Pour les réfugiés syriens, l’impossible équation entre le confinement et les besoins sanitaires et alimentaires

Le HCR étudie avec les autorités libanaises la possibilité d’ériger des hôpitaux de campagne.

Les bénévoles de l'association humanitaire syrienne Sawaed Alkher à pied d'œuvre pour décontaminer le mur d'enceinte d'un camp de réfugiés syriens à Ersal. Photo Sawaed Alkher

Aucun cas de coronavirus n’a été détecté pour l’instant dans les communautés de réfugiés syriens du Liban. Quelques cas suspects font en revanche l’objet d’un étroit suivi et sont isolés dans l’attente des résultats de tests. Annoncée par le Haut-Commissariat des Nations unies pour les réfugiés (HCR), l’information vient démentir certaines rumeurs alarmistes et mensongères sur la propagation du Covid-19 par des ressortissants syriens dans le pays. Il faut dire que la communauté déplacée fait l’objet d’un confinement strict depuis trois semaines déjà dans certaines régions du pays. Il a été imposé par les autorités locales bien avant l’instauration par l’État de la mobilisation générale. Les résidents des camps informels ont l’obligation de rester chez eux, une seule personne par camp (le chawiche généralement) étant autorisée à sortir pour approvisionner les habitants.

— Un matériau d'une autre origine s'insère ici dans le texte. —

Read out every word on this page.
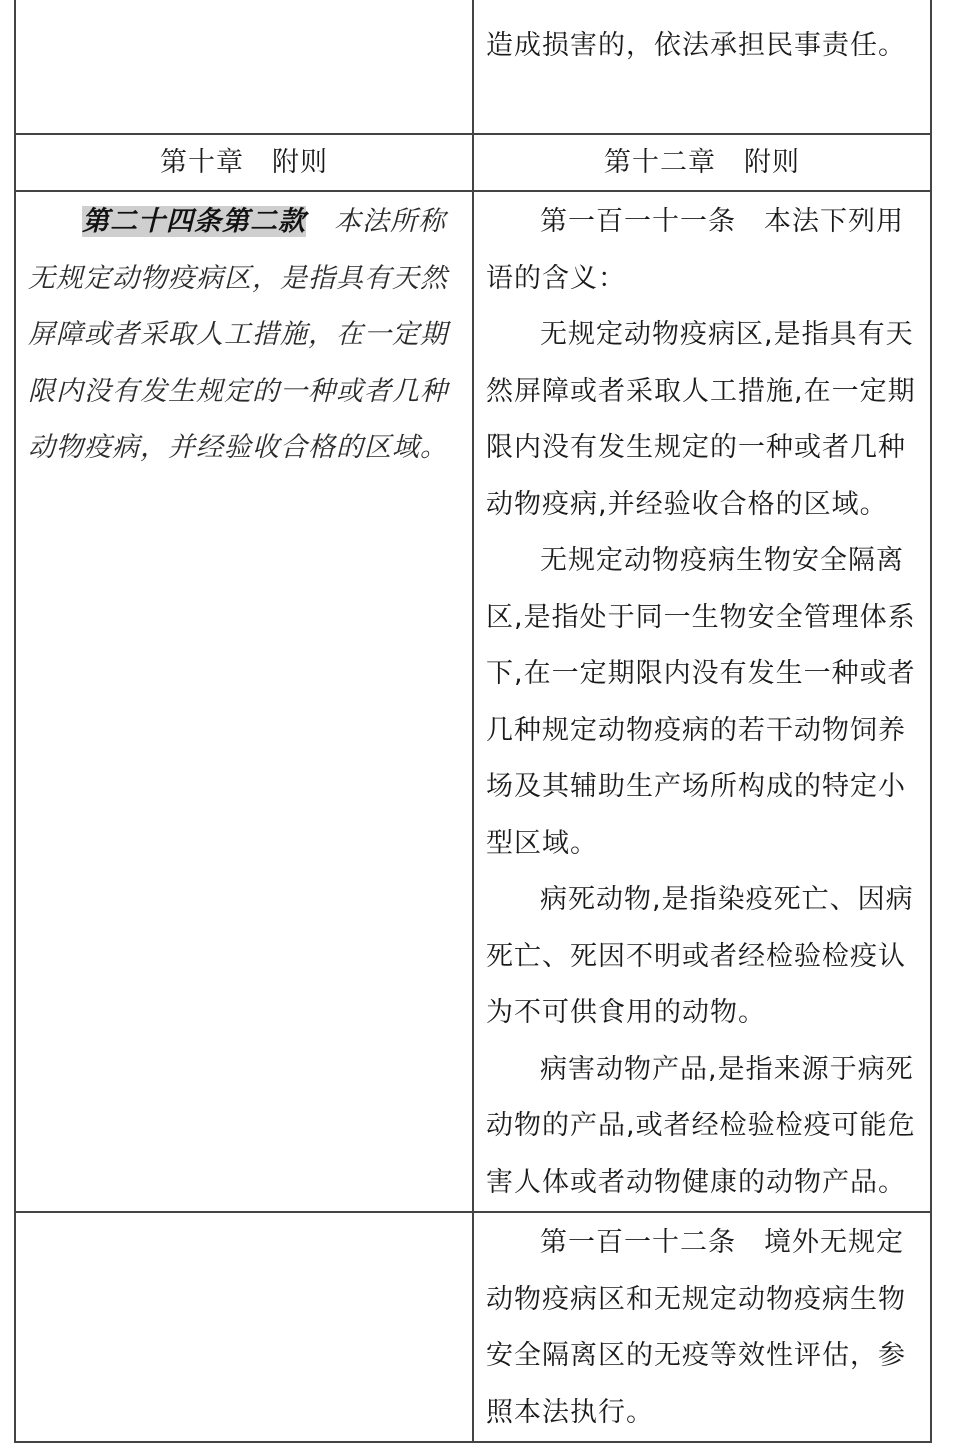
	造成损害的，依法承担民事责任。

第十章　附则	第十二章　附则

第二十四条第二款　本法所称无规定动物疫病区，是指具有天然屏障或者采取人工措施，在一定期限内没有发生规定的一种或者几种动物疫病，并经验收合格的区域。	第一百一十一条　本法下列用语的含义：

无规定动物疫病区,是指具有天然屏障或者采取人工措施,在一定期限内没有发生规定的一种或者几种动物疫病,并经验收合格的区域。

无规定动物疫病生物安全隔离区,是指处于同一生物安全管理体系下,在一定期限内没有发生一种或者几种规定动物疫病的若干动物饲养场及其辅助生产场所构成的特定小型区域。

病死动物,是指染疫死亡、因病死亡、死因不明或者经检验检疫认为不可供食用的动物。

病害动物产品,是指来源于病死动物的产品,或者经检验检疫可能危害人体或者动物健康的动物产品。

	第一百一十二条　境外无规定动物疫病区和无规定动物疫病生物安全隔离区的无疫等效性评估，参照本法执行。
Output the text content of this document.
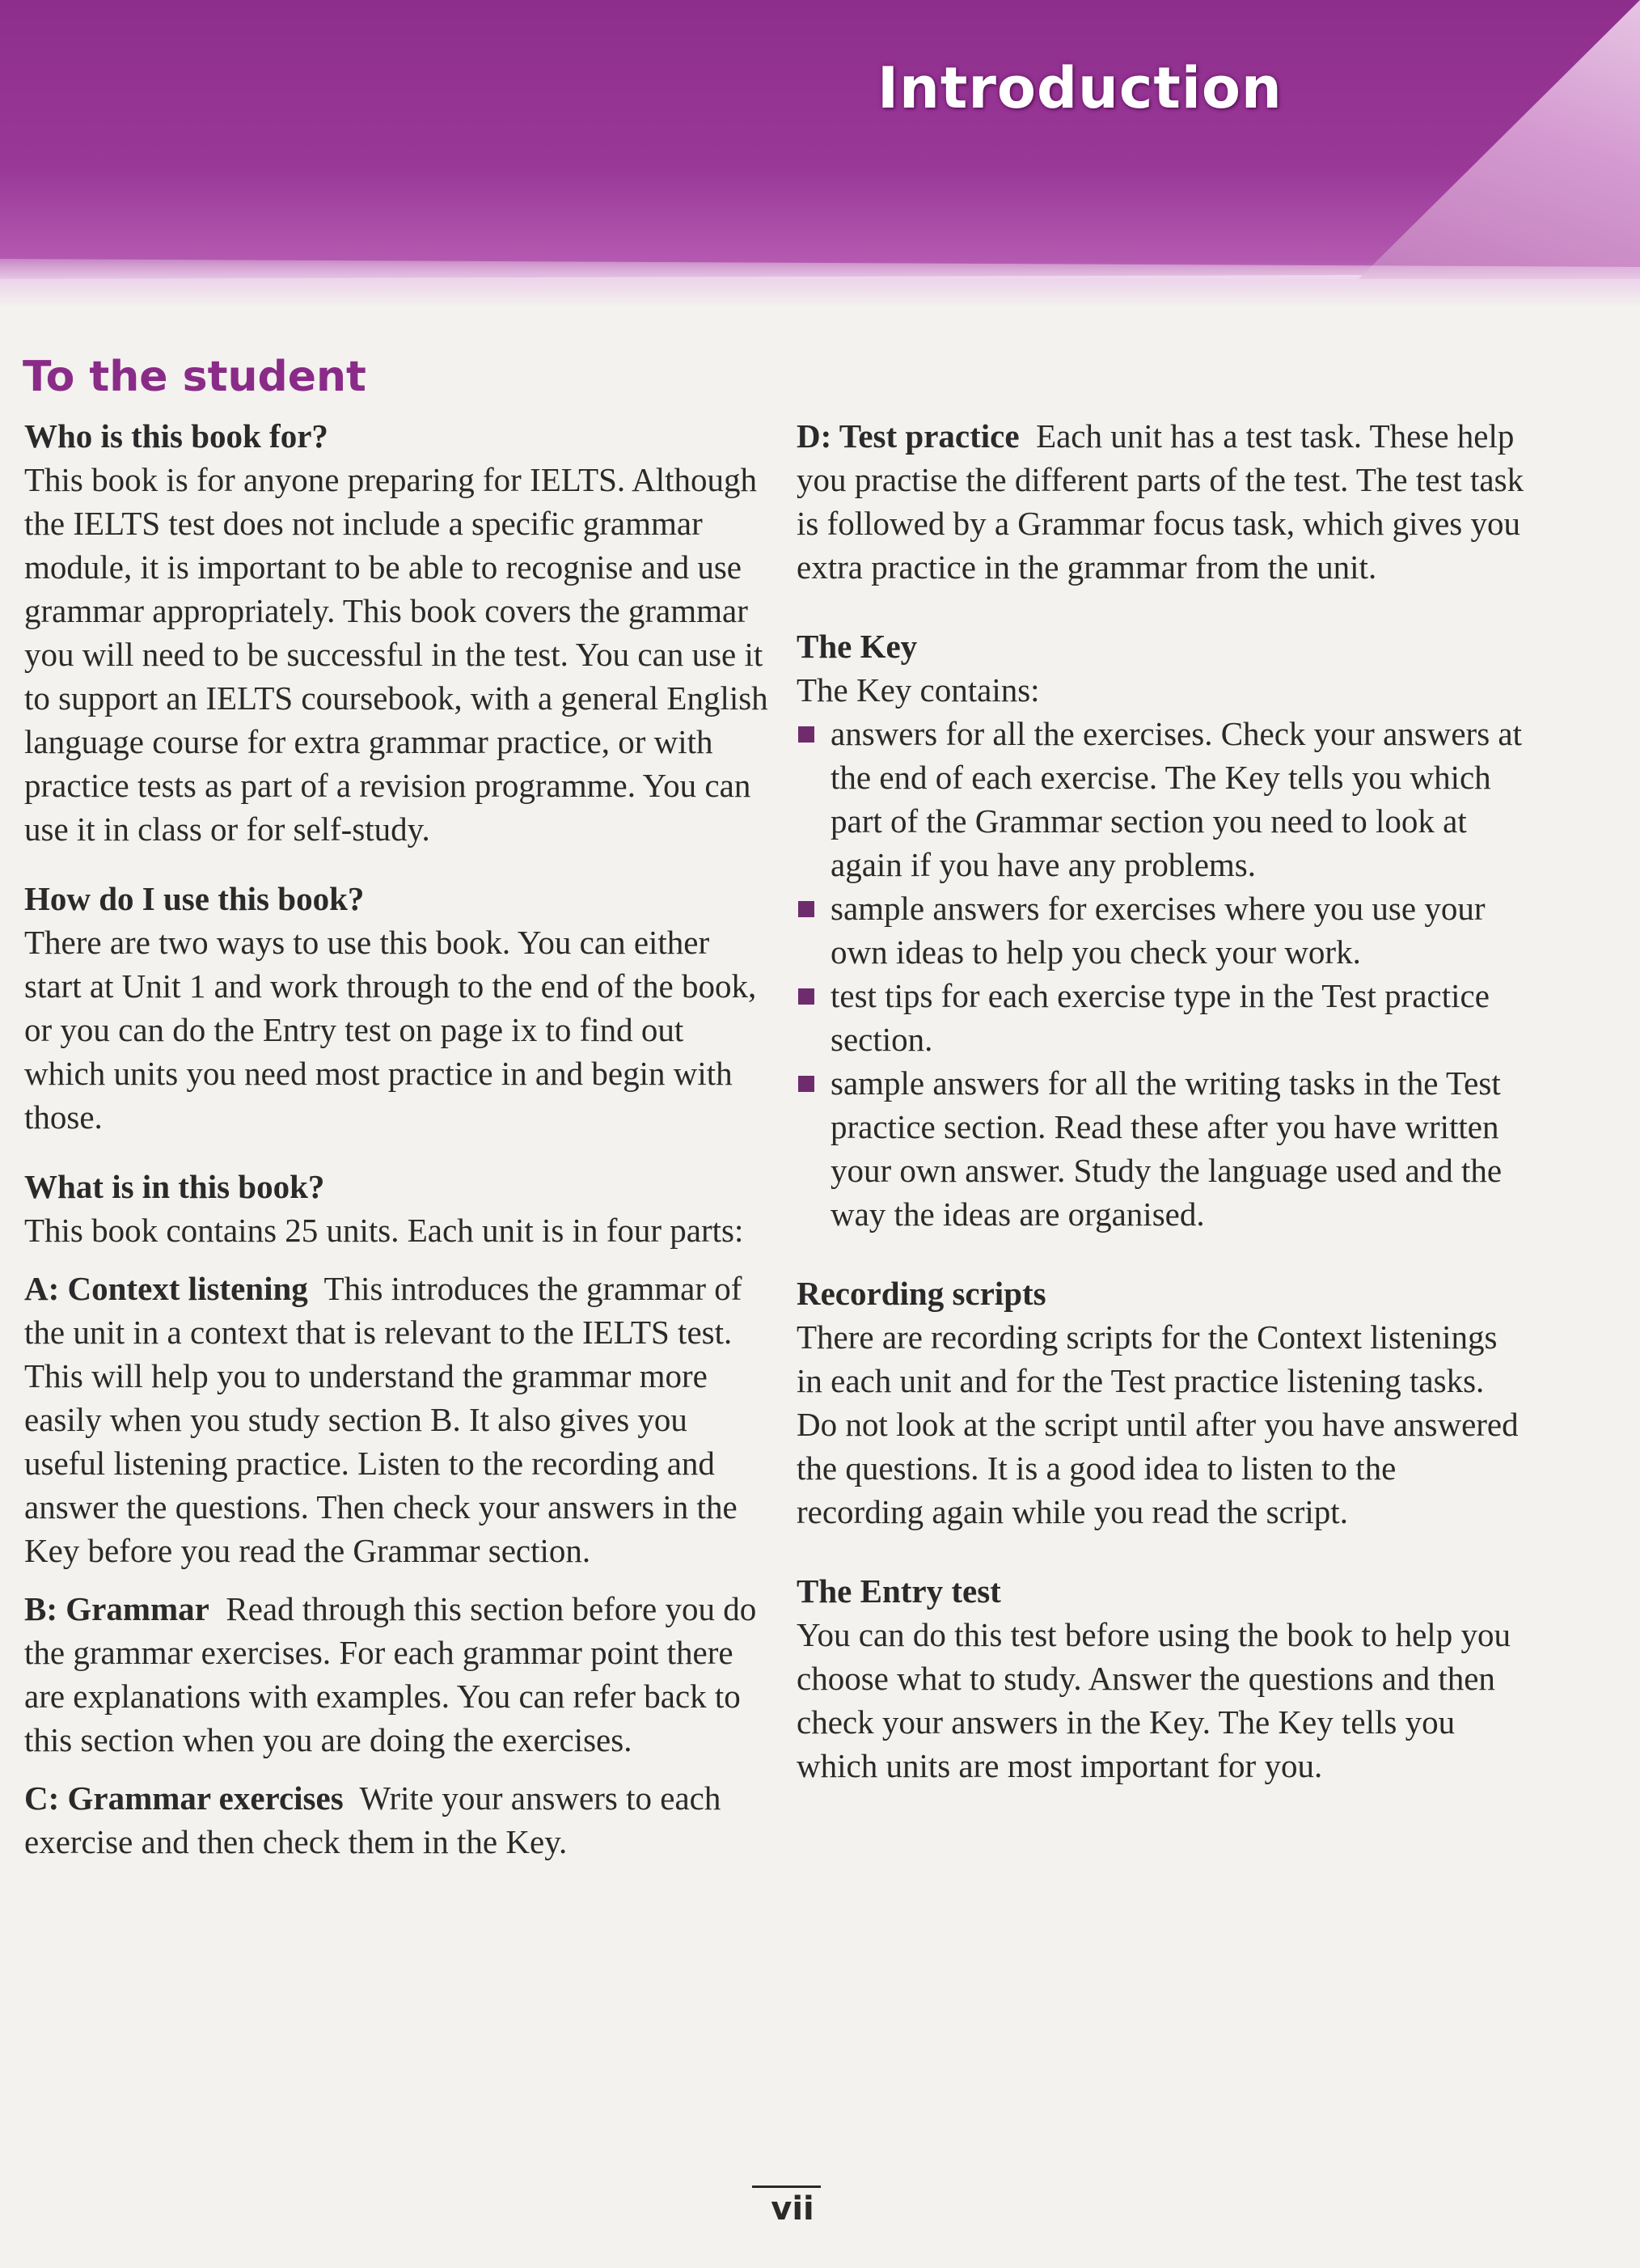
Introduction
To the student

Who is this book for?

This book is for anyone preparing for IELTS. Although the IELTS test does not include a specific grammar module, it is important to be able to recognise and use grammar appropriately. This book covers the grammar you will need to be successful in the test. You can use it to support an IELTS coursebook, with a general English language course for extra grammar practice, or with practice tests as part of a revision programme. You can use it in class or for self-study.

How do I use this book?

There are two ways to use this book. You can either start at Unit 1 and work through to the end of the book, or you can do the Entry test on page ix to find out which units you need most practice in and begin with those.

What is in this book?

This book contains 25 units. Each unit is in four parts:

A: Context listening This introduces the grammar of the unit in a context that is relevant to the IELTS test. This will help you to understand the grammar more easily when you study section B. It also gives you useful listening practice. Listen to the recording and answer the questions. Then check your answers in the Key before you read the Grammar section.

B: Grammar Read through this section before you do the grammar exercises. For each grammar point there are explanations with examples. You can refer back to this section when you are doing the exercises.

C: Grammar exercises Write your answers to each exercise and then check them in the Key.

D: Test practice Each unit has a test task. These help you practise the different parts of the test. The test task is followed by a Grammar focus task, which gives you extra practice in the grammar from the unit.

The Key

The Key contains:

answers for all the exercises. Check your answers at the end of each exercise. The Key tells you which part of the Grammar section you need to look at again if you have any problems.
sample answers for exercises where you use your own ideas to help you check your work.
test tips for each exercise type in the Test practice section.
sample answers for all the writing tasks in the Test practice section. Read these after you have written your own answer. Study the language used and the way the ideas are organised.

Recording scripts

There are recording scripts for the Context listenings in each unit and for the Test practice listening tasks. Do not look at the script until after you have answered the questions. It is a good idea to listen to the recording again while you read the script.

The Entry test

You can do this test before using the book to help you choose what to study. Answer the questions and then check your answers in the Key. The Key tells you which units are most important for you.

vii
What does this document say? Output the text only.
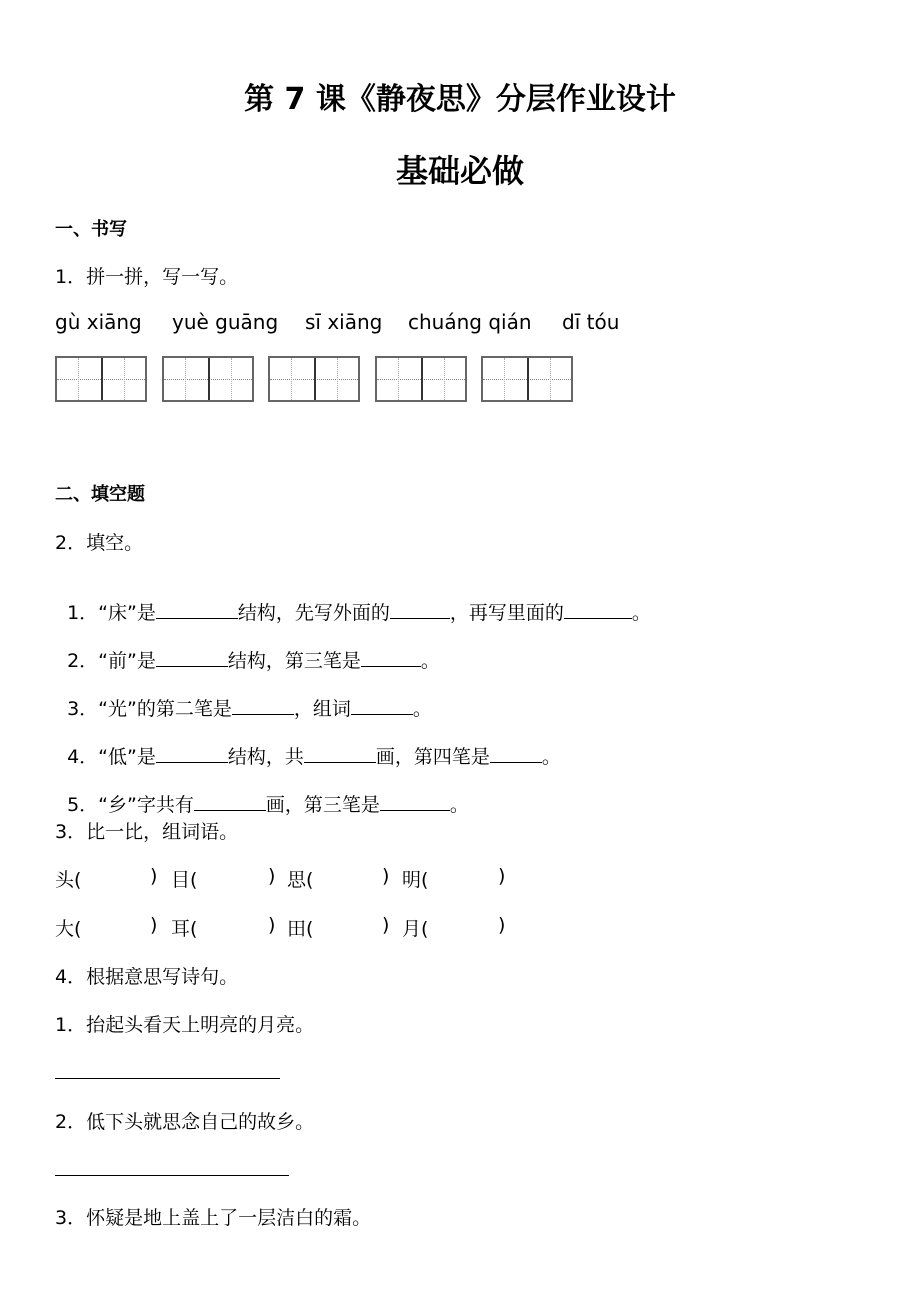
第 7 课《静夜思》分层作业设计
基础必做
一、书写
1．拼一拼，写一写。
gù xiāng yuè guāng sī xiāng chuáng qián dī tóu
二、填空题
2．填空。

1．“床”是	结构，先写外面的	，再写里面的	。

2．“前”是	结构，第三笔是	。

3．“光”的第二笔是	，组词	。

4．“低”是	结构，共	画，第四笔是	。

5．“乡”字共有	画，第三笔是	。

3．比一比，组词语。
头(	) 目(	) 思(	) 明(	)
大(	) 耳(	) 田(	) 月(	)
4．根据意思写诗句。
1．抬起头看天上明亮的月亮。
2．低下头就思念自己的故乡。
3．怀疑是地上盖上了一层洁白的霜。
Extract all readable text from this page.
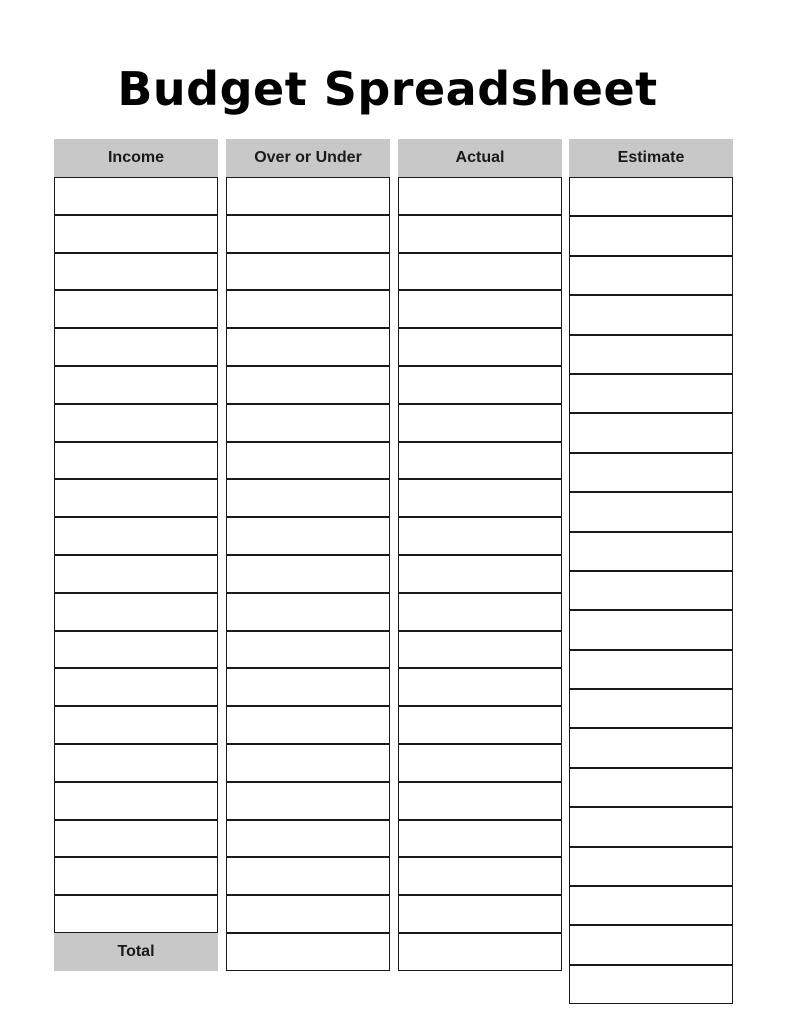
Budget Spreadsheet
Income
Total
Over or Under	Actual	Estimate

Mêmes restrictions pour les locataires d’appartements dont les sorties ne sont tolérées qu’en cas de nécessité. Nombre de municipalités ont même lancé des campagnes de décontamination dans certaines régions. Sauf que les réfugiés syriens tirent aujourd’hui la sonnette d’alarme. Conscients du danger, se disant prêts à respecter le confinement autant que nécessaire par crainte du coronavirus et par souci pour leur santé et celle des autres, ils réclament les aides nécessaires, alimentaires et sanitaires, qui leur permettraient de tenir le coup, d’éviter toute contamination… et de ne pas mourir de faim.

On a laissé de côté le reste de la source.